The Arms of Lord Norrie

Noel Cox

first published (Spring 2002) 84 New Zealand Armorist 6-7


Lieutenant-General the Right Honourable Sir Charles Willoughby Moke, Baron Norrie, GCMG GCVO CB DSO MC KStJ, was Governor-General of New Zealand 1952-57. Born 1893, and educated at Eton, he joined the 11th Hussars in 1913. General Officer Commanding 30th Corps (Middle East) 1941-42, his last army post was as Commander Royal Armoured Corps in 1943.

Sir Charles was then appointed Governor of South Australia, where he remained from 1944 to 1952, when he came to New Zealand. After his retirement he was Chancellor of the Most Distinguished Order of St Michael and St George (1960-68), the British Order associated with overseas and diplomatic services.

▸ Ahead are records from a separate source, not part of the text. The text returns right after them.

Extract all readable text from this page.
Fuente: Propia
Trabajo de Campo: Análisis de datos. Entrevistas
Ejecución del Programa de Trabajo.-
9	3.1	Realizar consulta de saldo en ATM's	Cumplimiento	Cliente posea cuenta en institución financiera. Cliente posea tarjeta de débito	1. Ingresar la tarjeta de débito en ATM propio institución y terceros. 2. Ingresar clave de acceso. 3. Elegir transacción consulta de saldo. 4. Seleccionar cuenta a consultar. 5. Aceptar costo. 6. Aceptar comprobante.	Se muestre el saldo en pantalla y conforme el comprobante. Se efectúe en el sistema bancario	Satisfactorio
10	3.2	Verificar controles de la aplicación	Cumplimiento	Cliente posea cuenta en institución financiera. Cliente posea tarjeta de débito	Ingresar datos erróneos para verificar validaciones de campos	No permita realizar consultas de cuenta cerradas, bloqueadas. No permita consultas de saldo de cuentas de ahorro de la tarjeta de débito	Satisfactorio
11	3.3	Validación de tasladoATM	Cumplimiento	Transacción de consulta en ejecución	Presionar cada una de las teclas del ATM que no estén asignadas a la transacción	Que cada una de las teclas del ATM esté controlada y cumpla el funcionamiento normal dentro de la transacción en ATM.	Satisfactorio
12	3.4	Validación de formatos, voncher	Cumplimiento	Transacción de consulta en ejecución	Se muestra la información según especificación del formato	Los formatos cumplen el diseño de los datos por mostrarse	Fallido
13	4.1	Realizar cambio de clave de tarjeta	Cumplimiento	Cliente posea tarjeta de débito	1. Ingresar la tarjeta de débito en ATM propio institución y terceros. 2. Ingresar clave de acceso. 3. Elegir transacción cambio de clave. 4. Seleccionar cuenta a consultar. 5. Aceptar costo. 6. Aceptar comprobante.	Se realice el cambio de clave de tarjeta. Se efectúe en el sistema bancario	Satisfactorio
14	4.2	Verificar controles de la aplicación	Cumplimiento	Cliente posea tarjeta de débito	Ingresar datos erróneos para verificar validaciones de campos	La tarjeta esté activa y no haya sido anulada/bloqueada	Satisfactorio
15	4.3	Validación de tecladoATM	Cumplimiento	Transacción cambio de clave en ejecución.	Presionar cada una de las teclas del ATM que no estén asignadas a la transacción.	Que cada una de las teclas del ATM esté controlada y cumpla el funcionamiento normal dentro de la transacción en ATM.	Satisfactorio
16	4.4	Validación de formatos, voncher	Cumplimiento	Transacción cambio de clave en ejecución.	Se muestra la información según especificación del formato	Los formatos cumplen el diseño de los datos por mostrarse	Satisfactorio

In 1957 Sir Charles was created Baron Norrie, of Wellington, New Zealand, and of Upton, Gloucestershire, in the peerage of the United Kingdom. He died in 1977. Lord Norrie's eldest son, the second baron, lives in England, as do other members of his immediate family.

The earliest known members of Lord Norrie's family were from Thorout, in Flanders, were they latterly lived in Wynendale Castle. Charles Moke, MD, Professor of Leyden University, was a pioneer of the coffee industry in Brazil, and was the first of the family to settle in England. Lord Norrie was his great grandson. George Moke, first of the family based in England and the United States of America, married New York heiress Margaret Norrie in 1854.

In 1915 Lord Norrie's father obtained a grant of armorial bearings from the College of Arms. When Sir Charles received an hereditary peerage, he was granted supporters. For these he chose dark bay racehorses supporting between their forelegs a frond of New Zealand fern Proper.

As heir to the Moke and Norrie families, Lord Norrie's armorial bearings are marshalled. First and fourth, for the Norrie family, Ermine, on a pale Gules three helmets Argent. Second and third, for the Moke family, Or, on a chevron Azure between two poplar trees eradicated in chief Proper, and a mullet of six points in base of the second, a key the wards downwards of the first.

Lord Norrie also had two crests. The first, an elephant's head erased Sable, tusked Argent, supporting with the trunk a garb Or (for the Norrie family). The second was a stag's head couped, holding in the mouth a branch of poplar Proper, between the attires a key as in the Arms pendant from a chain Or (for the Moke family).